In a sense, liberal democracies began to develop in places outside of the West in response to developments in the West. Some might see the adoption of Western government as a means of adapting to the demands of modernity, believing modern development to be a necessary, progressive, and/or predetermined outcome. The problem with this perspective is that Europe itself played a direct role in propagating the notion that its form or forms of government were superior to others. As inheritors of this idea, we as modern people tend to take for granted that liberal democracy is a necessary and even preordained outcome, but were countries outside the West catching up to adapt or were they buying into the notion that they must adapt under the influence of the political notions propagated by the West? Modernity in the West came with an explosion in agricultural production, urbanization, large-scale industry, military might, and ultimately imperialism, as well as a virtual monopoly on the propagation of information. To what extent is "liberal democracy" an objective term and to what extent is it molded to the political needs and self-perceptions of Western countries that get (or got) to define it? Selective application of the term can also be used to dominate or get involved in the affairs of weaker countries. This power dynamic is important to consider.
If we provide a fixed definition of liberal democracy as a republican form of government, with an explicit emphasis on individual rights and the rule of law, we could begin to explain why it first developed in the West. The most direct answer is that it emerged from the Age of Enlightenment in the 1700s. That is when political thinkers articulated the notions that undergird the liberal democracies of today. Without the Enlightenment, the American Revolution and French Revolution could not have taken place, at least in the form that they did. You could then trace the question back further and ask why the Enlightenment occurred in Europe. The origins of the Enlightenment might be found in a complex of social, economic, and cultural factors going back to the Renaissance. Among them, historians often emphasize humanism, empiricism, and secularism. The links below should help you delve a little further into some of the issues; however, I'd also recommend picking up an accessible intellectual history book, like Richard Tarnas's The Passion of the Western Mind.
https://www.britannica.com/event/Enlightenment-European-history
https://www.cs.mcgill.ca/~rwest/wikispeedia/wpcd/wp/l/Liberal_democracy.htm
Unlike India during the Mughal Empire or China during the Ming Dynasty, the collapse of the Roman Empire and the relatively primitive state of the Germanic tribes left Europe decentralized and without absolute authority.

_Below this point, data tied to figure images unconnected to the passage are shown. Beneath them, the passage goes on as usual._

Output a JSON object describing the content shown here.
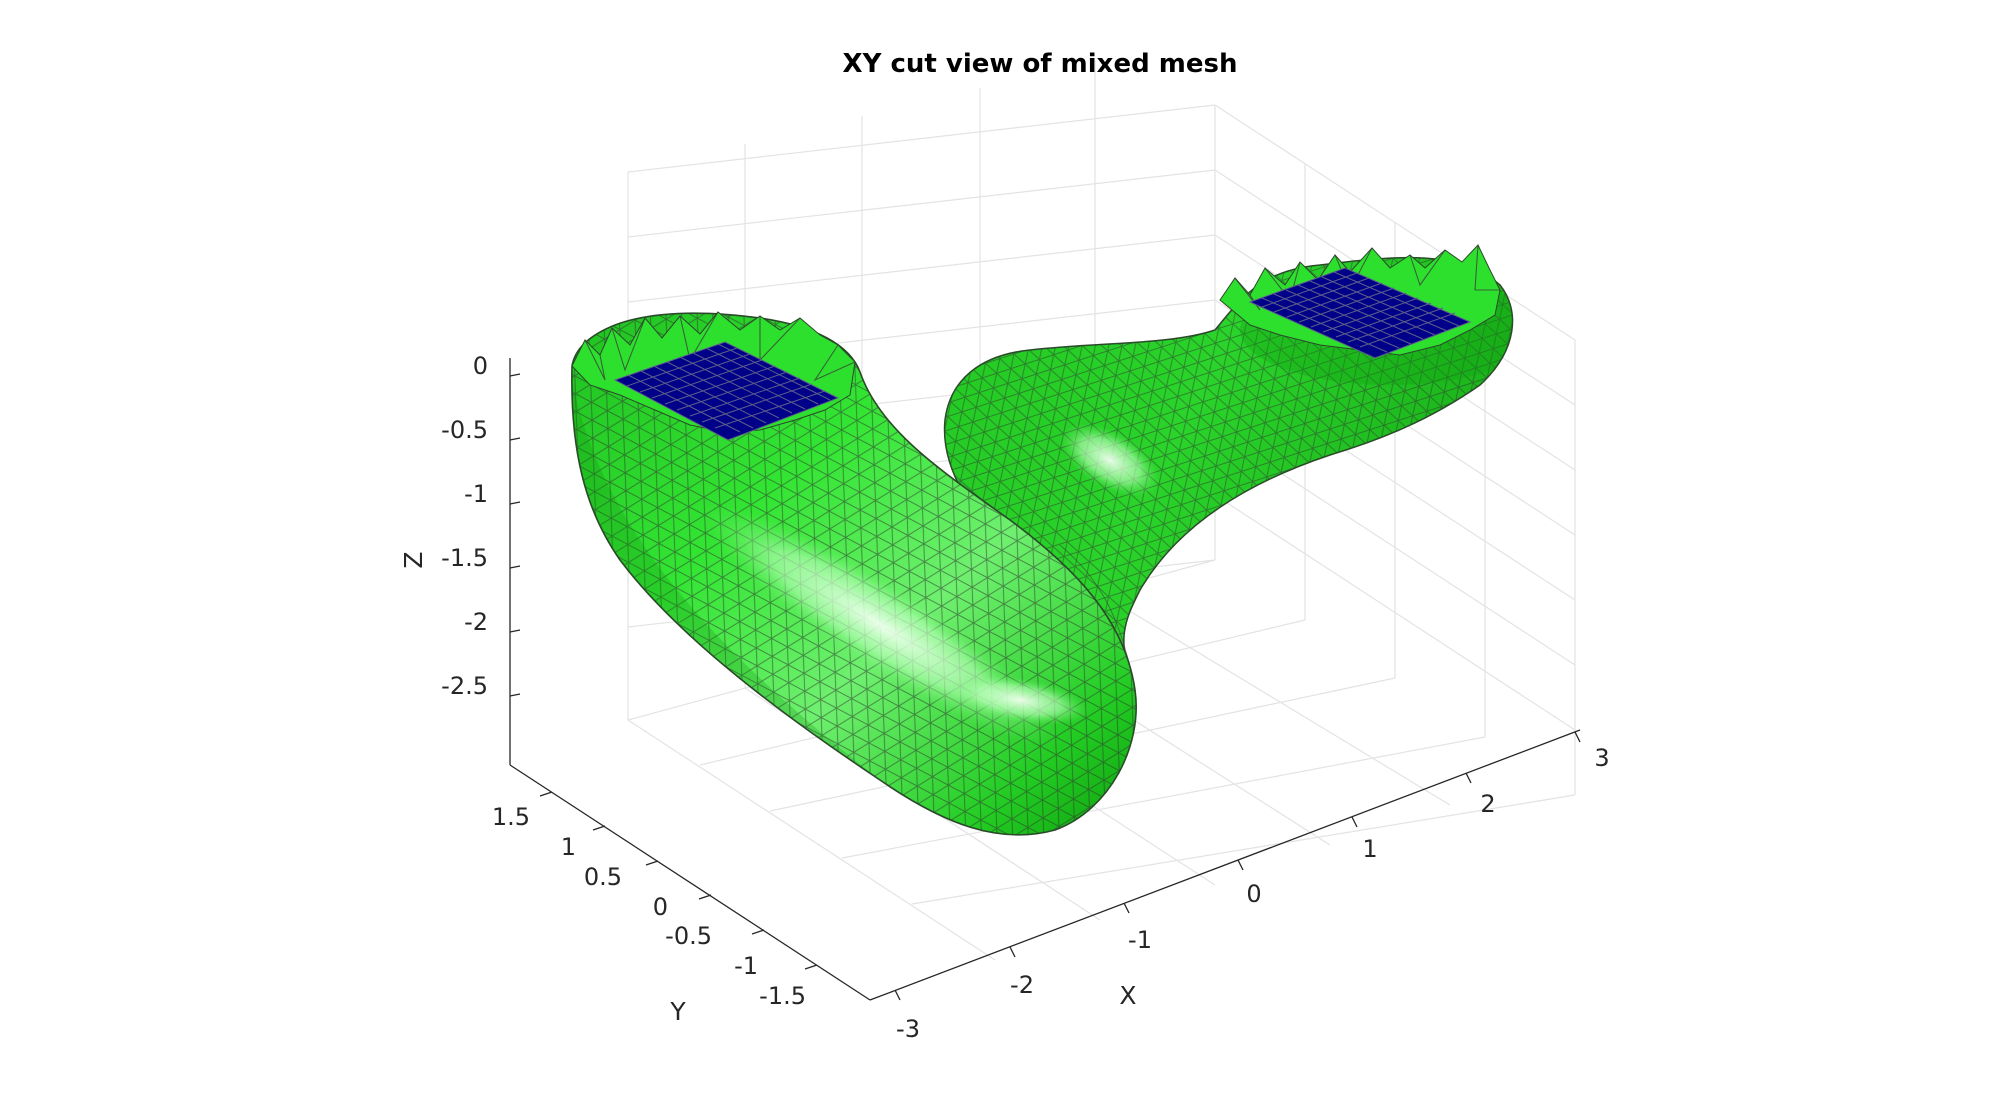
{
  "figure": {
    "title": "XY cut view of mixed mesh"
  },
  "axes": {
    "x": {
      "label": "X",
      "ticks": [
        "-3",
        "-2",
        "-1",
        "0",
        "1",
        "2",
        "3"
      ]
    },
    "y": {
      "label": "Y",
      "ticks": [
        "1.5",
        "1",
        "0.5",
        "0",
        "-0.5",
        "-1",
        "-1.5"
      ]
    },
    "z": {
      "label": "Z",
      "ticks": [
        "0",
        "-0.5",
        "-1",
        "-1.5",
        "-2",
        "-2.5"
      ]
    },
    "grid": true
  },
  "mesh": {
    "surface_color": "#22dd22",
    "highlight_color": "#d8ffd8",
    "cut_face_color": "#000088",
    "edge_color": "#404040",
    "elements": [
      "triangular surface elements",
      "quadrilateral cut faces"
    ]
  }
}
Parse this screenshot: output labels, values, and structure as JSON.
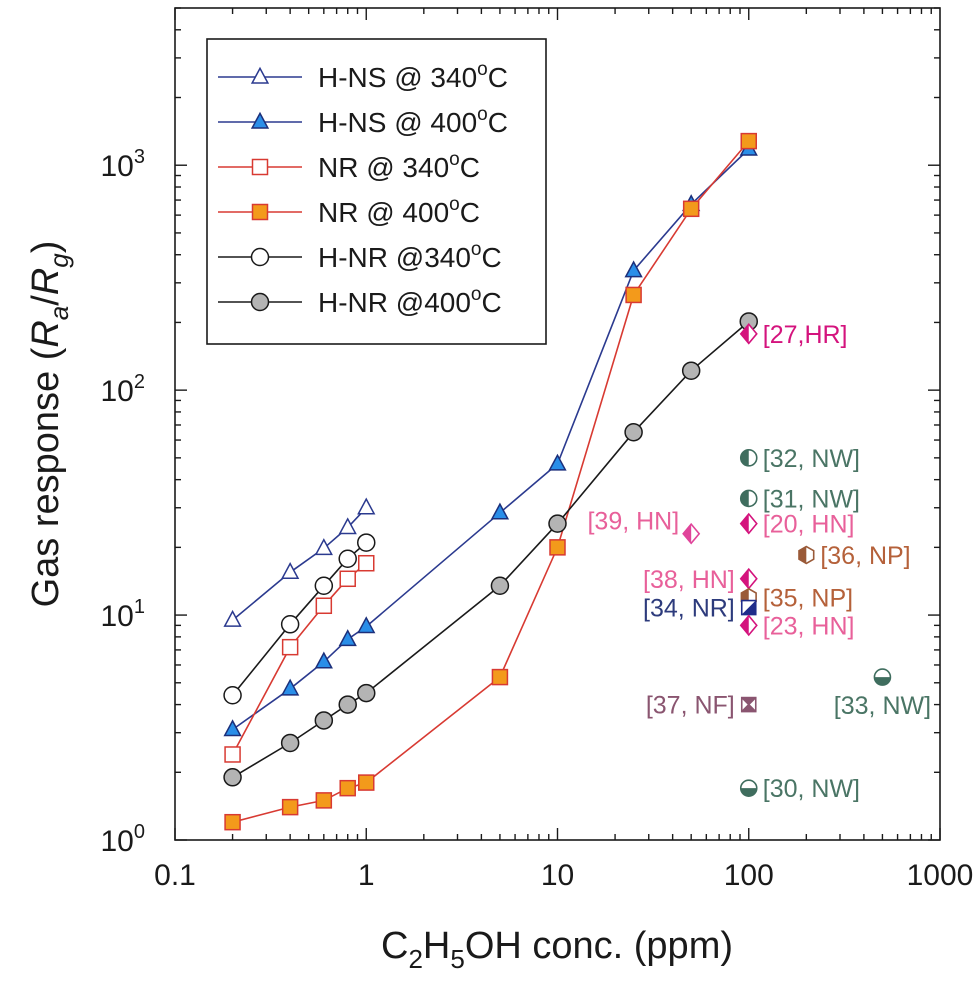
{
  "chart_data": {
    "type": "scatter",
    "xscale": "log",
    "yscale": "log",
    "xlim": [
      0.1,
      1000
    ],
    "ylim": [
      1,
      5000
    ],
    "xlabel": {
      "base": "C",
      "s1": "2",
      "mid": "H",
      "s2": "5",
      "end": "OH conc. (ppm)"
    },
    "ylabel": {
      "pre": "Gas response (",
      "a": "R",
      "asub": "a",
      "slash": "/",
      "b": "R",
      "bsub": "g",
      "post": ")"
    },
    "xticks": [
      {
        "value": 0.1,
        "label": "0.1"
      },
      {
        "value": 1,
        "label": "1"
      },
      {
        "value": 10,
        "label": "10"
      },
      {
        "value": 100,
        "label": "100"
      },
      {
        "value": 1000,
        "label": "1000"
      }
    ],
    "yticks": [
      {
        "value": 1,
        "base": "10",
        "exp": "0"
      },
      {
        "value": 10,
        "base": "10",
        "exp": "1"
      },
      {
        "value": 100,
        "base": "10",
        "exp": "2"
      },
      {
        "value": 1000,
        "base": "10",
        "exp": "3"
      }
    ],
    "legend_position": "top-left",
    "series": [
      {
        "name": "H-NS @ 340°C",
        "label": {
          "main": "H-NS @ 340",
          "deg": "o",
          "unit": "C"
        },
        "marker": "triangle",
        "fill": "#ffffff",
        "stroke": "#2b3a8f",
        "line": "#2b3a8f",
        "segments": [
          [
            [
              0.2,
              9.5
            ],
            [
              0.4,
              15.5
            ],
            [
              0.6,
              19.8
            ],
            [
              0.8,
              24.5
            ],
            [
              1,
              30
            ]
          ]
        ]
      },
      {
        "name": "H-NS @ 400°C",
        "label": {
          "main": "H-NS @ 400",
          "deg": "o",
          "unit": "C"
        },
        "marker": "triangle",
        "fill": "#2a8ee8",
        "stroke": "#1c2f7a",
        "line": "#2b3a8f",
        "segments": [
          [
            [
              0.2,
              3.1
            ],
            [
              0.4,
              4.7
            ],
            [
              0.6,
              6.2
            ],
            [
              0.8,
              7.8
            ],
            [
              1,
              8.9
            ]
          ],
          [
            [
              1,
              8.9
            ],
            [
              5,
              28.5
            ],
            [
              10,
              47
            ],
            [
              25,
              340
            ],
            [
              50,
              670
            ],
            [
              100,
              1180
            ]
          ]
        ]
      },
      {
        "name": "NR @ 340°C",
        "label": {
          "main": "NR @ 340",
          "deg": "o",
          "unit": "C"
        },
        "marker": "square",
        "fill": "#ffffff",
        "stroke": "#d83a32",
        "line": "#d83a32",
        "segments": [
          [
            [
              0.2,
              2.4
            ],
            [
              0.4,
              7.2
            ],
            [
              0.6,
              11
            ],
            [
              0.8,
              14.5
            ],
            [
              1,
              17
            ]
          ]
        ]
      },
      {
        "name": "NR @ 400°C",
        "label": {
          "main": "NR @ 400",
          "deg": "o",
          "unit": "C"
        },
        "marker": "square",
        "fill": "#f39a1b",
        "stroke": "#d83a32",
        "line": "#d83a32",
        "segments": [
          [
            [
              0.2,
              1.2
            ],
            [
              0.4,
              1.4
            ],
            [
              0.6,
              1.5
            ],
            [
              0.8,
              1.7
            ],
            [
              1,
              1.8
            ],
            [
              5,
              5.3
            ],
            [
              10,
              20
            ],
            [
              25,
              265
            ],
            [
              50,
              640
            ],
            [
              100,
              1280
            ]
          ]
        ]
      },
      {
        "name": "H-NR @340°C",
        "label": {
          "main": "H-NR @340",
          "deg": "o",
          "unit": "C"
        },
        "marker": "circle",
        "fill": "#ffffff",
        "stroke": "#1a1a1a",
        "line": "#1a1a1a",
        "segments": [
          [
            [
              0.2,
              4.4
            ],
            [
              0.4,
              9.1
            ],
            [
              0.6,
              13.5
            ],
            [
              0.8,
              17.8
            ],
            [
              1,
              21
            ]
          ]
        ]
      },
      {
        "name": "H-NR @400°C",
        "label": {
          "main": "H-NR @400",
          "deg": "o",
          "unit": "C"
        },
        "marker": "circle",
        "fill": "#b4b4b4",
        "stroke": "#1a1a1a",
        "line": "#1a1a1a",
        "segments": [
          [
            [
              0.2,
              1.9
            ],
            [
              0.4,
              2.7
            ],
            [
              0.6,
              3.4
            ],
            [
              0.8,
              4.0
            ],
            [
              1,
              4.5
            ],
            [
              5,
              13.5
            ],
            [
              10,
              25.5
            ],
            [
              25,
              65
            ],
            [
              50,
              122
            ],
            [
              100,
              202
            ]
          ]
        ]
      }
    ],
    "annotations": [
      {
        "ref": "[27,HR]",
        "x": 100,
        "y": 178,
        "marker": "diamond-half",
        "color": "#d4137d",
        "text_color": "#d4137d",
        "label_side": "right"
      },
      {
        "ref": "[32, NW]",
        "x": 100,
        "y": 50,
        "marker": "circle-half-v",
        "color": "#3f6d5e",
        "text_color": "#4a7565",
        "label_side": "right"
      },
      {
        "ref": "[31, NW]",
        "x": 100,
        "y": 33,
        "marker": "circle-half-v",
        "color": "#3f6d5e",
        "text_color": "#4a7565",
        "label_side": "right"
      },
      {
        "ref": "[39, HN]",
        "x": 50,
        "y": 23,
        "marker": "diamond-half",
        "color": "#e0449a",
        "text_color": "#e8609a",
        "label_side": "above-left"
      },
      {
        "ref": "[20, HN]",
        "x": 100,
        "y": 25.5,
        "marker": "diamond-half",
        "color": "#d4137d",
        "text_color": "#e8609a",
        "label_side": "right"
      },
      {
        "ref": "[36, NP]",
        "x": 200,
        "y": 18.5,
        "marker": "hexagon-half",
        "color": "#9a5a38",
        "text_color": "#b5613a",
        "label_side": "right"
      },
      {
        "ref": "[38, HN]",
        "x": 100,
        "y": 14.5,
        "marker": "diamond-half",
        "color": "#d4137d",
        "text_color": "#e8609a",
        "label_side": "left"
      },
      {
        "ref": "[35, NP]",
        "x": 100,
        "y": 12,
        "marker": "hexagon-half",
        "color": "#9a5a38",
        "text_color": "#b5613a",
        "label_side": "right"
      },
      {
        "ref": "[34, NR]",
        "x": 100,
        "y": 10.8,
        "marker": "square-half",
        "color": "#1f2c8a",
        "text_color": "#2d3b7c",
        "label_side": "left"
      },
      {
        "ref": "[23, HN]",
        "x": 100,
        "y": 9.0,
        "marker": "diamond-half",
        "color": "#d4137d",
        "text_color": "#e8609a",
        "label_side": "right"
      },
      {
        "ref": "[33, NW]",
        "x": 500,
        "y": 5.3,
        "marker": "circle-half-h",
        "color": "#3f6d5e",
        "text_color": "#4a7565",
        "label_side": "below"
      },
      {
        "ref": "[37, NF]",
        "x": 100,
        "y": 4.0,
        "marker": "square-x",
        "color": "#8a5570",
        "text_color": "#8a5570",
        "label_side": "left"
      },
      {
        "ref": "[30, NW]",
        "x": 100,
        "y": 1.7,
        "marker": "circle-half-h",
        "color": "#3f6d5e",
        "text_color": "#4a7565",
        "label_side": "right"
      }
    ]
  }
}
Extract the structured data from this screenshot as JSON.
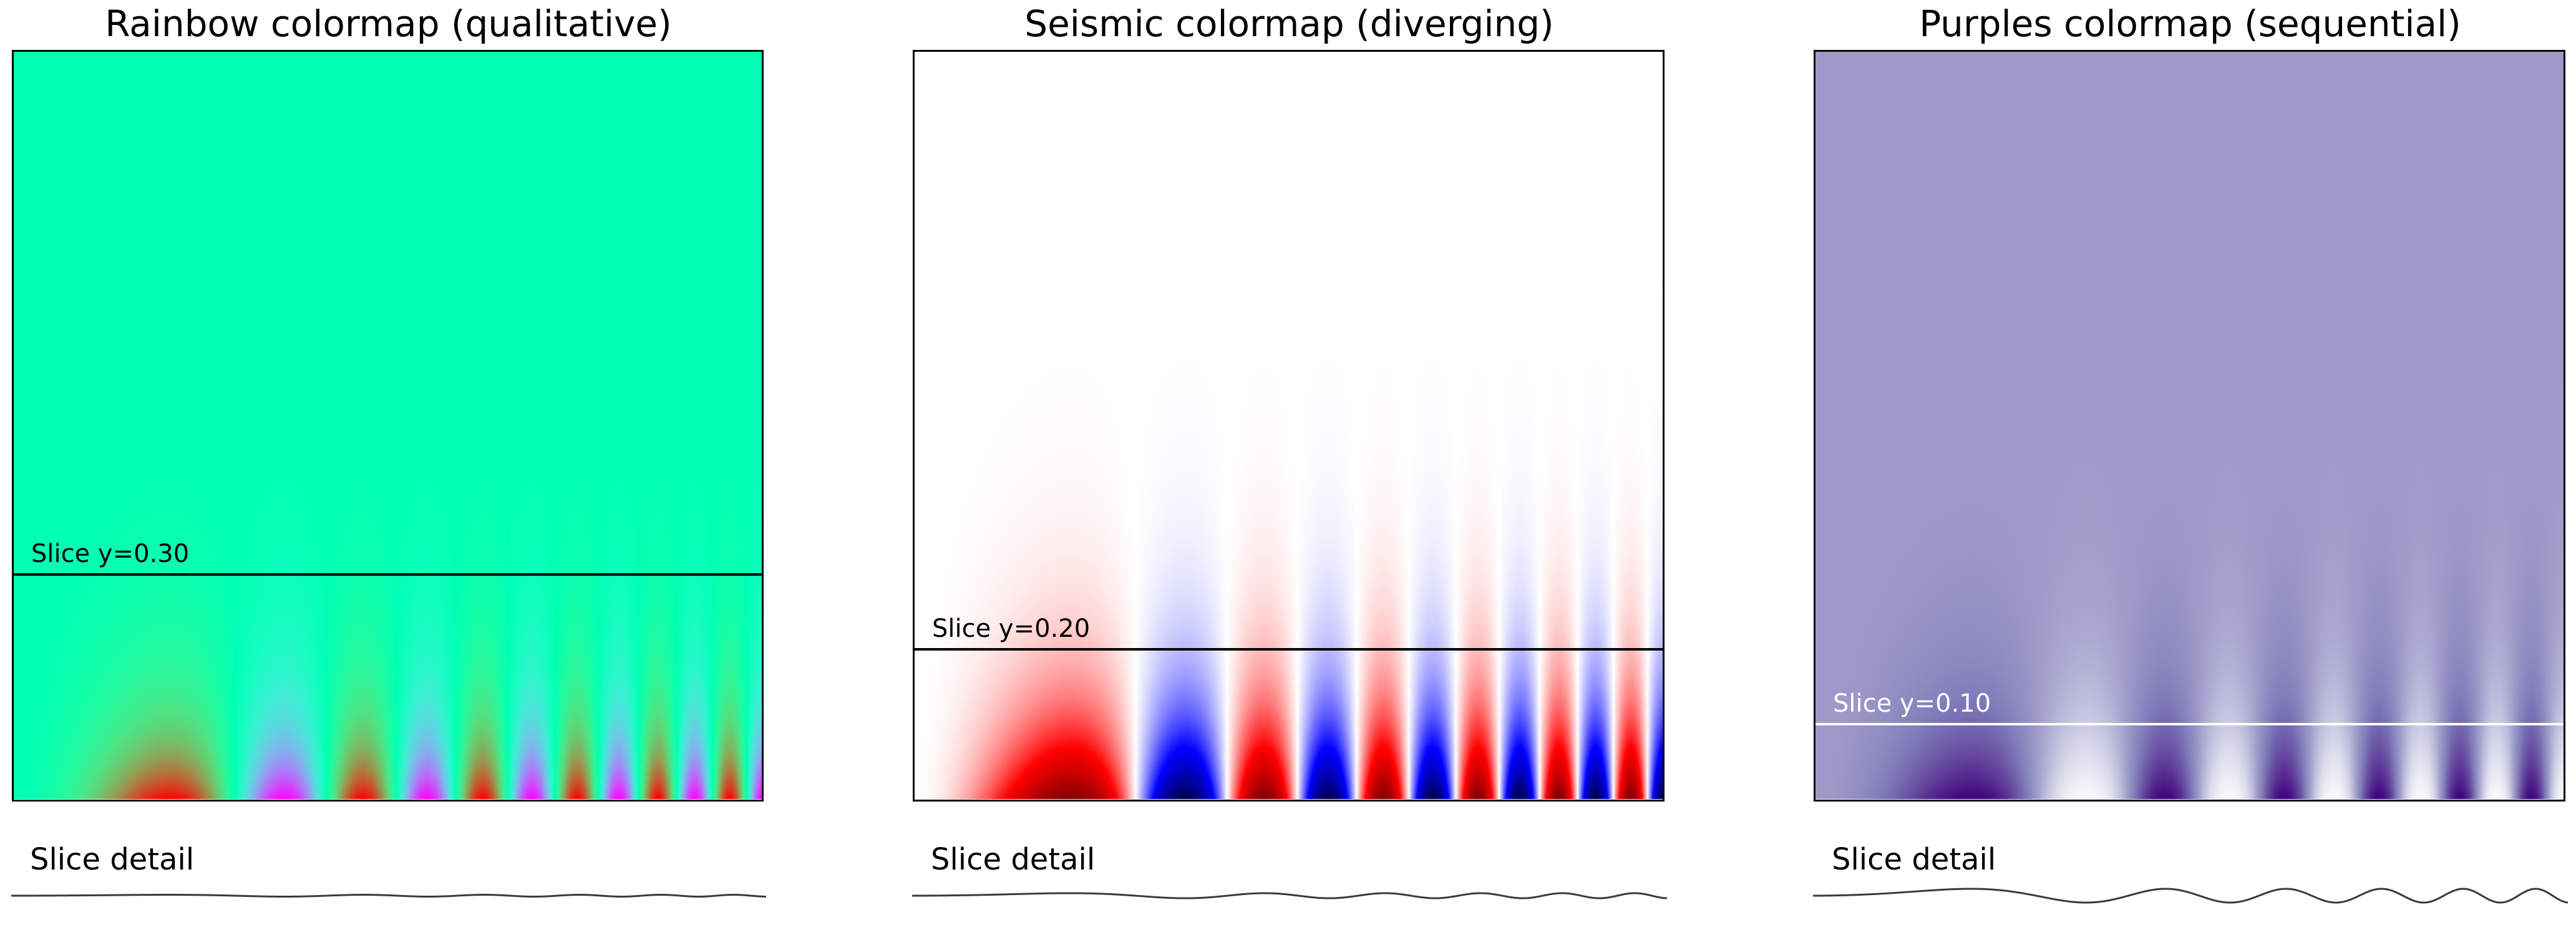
{
  "panels": [
    {
      "title": "Rainbow colormap (qualitative)",
      "colormap": "rainbow",
      "slice_label": "Slice y=0.30",
      "slice_y": 0.3,
      "slice_line_color": "#000000",
      "slice_label_color": "#000000",
      "detail_label": "Slice detail"
    },
    {
      "title": "Seismic colormap (diverging)",
      "colormap": "seismic",
      "slice_label": "Slice y=0.20",
      "slice_y": 0.2,
      "slice_line_color": "#000000",
      "slice_label_color": "#000000",
      "detail_label": "Slice detail"
    },
    {
      "title": "Purples colormap (sequential)",
      "colormap": "purples",
      "slice_label": "Slice y=0.10",
      "slice_y": 0.1,
      "slice_line_color": "#ffffff",
      "slice_label_color": "#ffffff",
      "detail_label": "Slice detail"
    }
  ],
  "chart_data": [
    {
      "type": "heatmap",
      "title": "Rainbow colormap (qualitative)",
      "colormap": "rainbow",
      "function": "sin(x^2) * exp(-y / 0.1)",
      "xlim": [
        0,
        6
      ],
      "ylim": [
        0,
        1
      ],
      "clim": [
        -1,
        1
      ],
      "slice_y": 0.3,
      "annotation": "Slice y=0.30",
      "axes_visible": false
    },
    {
      "type": "heatmap",
      "title": "Seismic colormap (diverging)",
      "colormap": "seismic",
      "function": "sin(x^2) * exp(-y / 0.1)",
      "xlim": [
        0,
        6
      ],
      "ylim": [
        0,
        1
      ],
      "clim": [
        -1,
        1
      ],
      "slice_y": 0.2,
      "annotation": "Slice y=0.20",
      "axes_visible": false
    },
    {
      "type": "heatmap",
      "title": "Purples colormap (sequential)",
      "colormap": "purples",
      "function": "sin(x^2) * exp(-y / 0.1)",
      "xlim": [
        0,
        6
      ],
      "ylim": [
        0,
        1
      ],
      "clim": [
        -1,
        1
      ],
      "slice_y": 0.1,
      "annotation": "Slice y=0.10",
      "axes_visible": false
    },
    {
      "type": "line",
      "title": "Slice detail",
      "function": "sin(x^2) * exp(-y / 0.1)",
      "slice_y": 0.3,
      "xlim": [
        0,
        6
      ],
      "ylim": [
        -1,
        1
      ]
    },
    {
      "type": "line",
      "title": "Slice detail",
      "function": "sin(x^2) * exp(-y / 0.1)",
      "slice_y": 0.2,
      "xlim": [
        0,
        6
      ],
      "ylim": [
        -1,
        1
      ]
    },
    {
      "type": "line",
      "title": "Slice detail",
      "function": "sin(x^2) * exp(-y / 0.1)",
      "slice_y": 0.1,
      "xlim": [
        0,
        6
      ],
      "ylim": [
        -1,
        1
      ]
    }
  ]
}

Instead, during the era of feudalism in Europe, landlords operated in a relatively independent way under sovereigns who did not have much power.
While monarchs exercised a stranglehold on people in the rest of the world, the propertied elite of Europe had great power and began to demand rights from their monarchs. The aristocracy also had representative bodies, such as parliaments, to help them curb the power of monarchs, and they built on a foundation of liberty from Roman law.
It was what the author refers to as "the conflict between the aristocracy and monarchy" (page 38) in Europe, particularly in England, that gave rise to democracy. For example, in 1215, English nobles forced King John to sign the Magna Carta, which not only guaranteed rights for nobles, but also granted freedoms to towns and to churches. The Magna Carta was the first limitation on kingly power in Europe, and, as enforced by the judicial system in England, it helped give rise to democracies in England and North America that developed much earlier than democracies did in other continents.